Abstract Background The SARS-CoV-2 virus is the causative agent of the emerging respiratory zoonosis disease. One of the most important requirements for the control of emerging diseases is the development of vaccines within a short period of time. Methods The use of ionizing radiation to inactivate pathogens has been developed for the rapid production of effective vaccines. In this study, the SARS-CoV-2 virus was isolated from tracheal swabs of an infected man, confirmed by RT-PCR, and propagated on Vero cells. The SARS-CoV-2 virus was irradiated with 14 kGy gamma radiation to completely inactivate it.
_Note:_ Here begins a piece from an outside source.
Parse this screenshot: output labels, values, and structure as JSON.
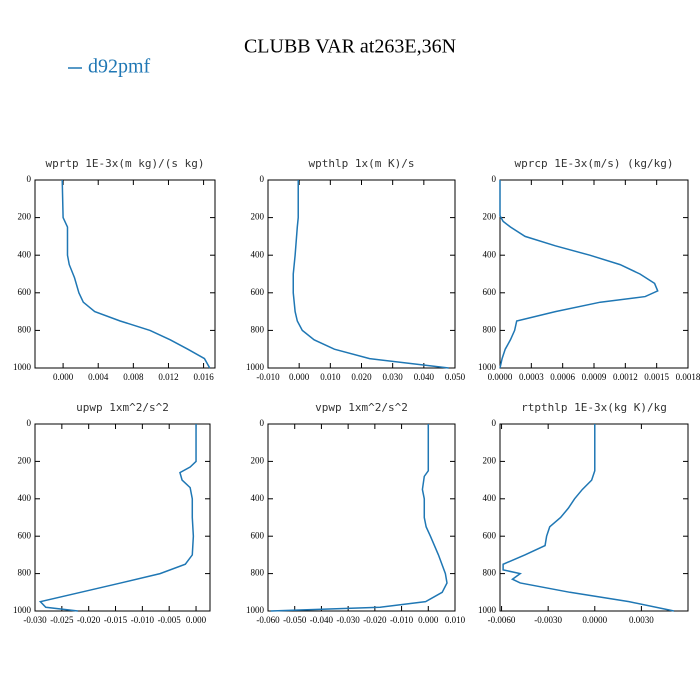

Evaluation of the antigenic properties of the spike protein subunit S1 showed that the gamma-irradiated virus samples had intact antigens. The gamma-irradiated SARS-CoV-2 virus and formalin-treated virus were used to immunize Syrian hamsters in four vaccine formulations. Results The titer of neutralizing antibodies increased significantly in all vaccinated groups 3 weeks after the second and third vaccinations. Secretory IgA was examined in nasal lavage and NALT fluids and showed that the concentration of sIgA in irradiated vaccine plus trehalose increased significantly 3 weeks after the second and third vaccinations. The splenic lymphocyte proliferation assay showed a significant increase in all vaccinated hamsters, but the increase was greater in irradiated vaccine plus trehalose and irradiated vaccine plus alum. Conclusion In addition, we can introduce irradiated inactivated vaccine SARS-CoV-2 plus disaccharide trehalose via intranasal route of administration and another irradiated inactivated vaccine SARS-CoV-2 plus alum via subcutaneous route as safe and efficient vaccines against COVID-19 which can stimulate mucosal, humeral and cellular immunity.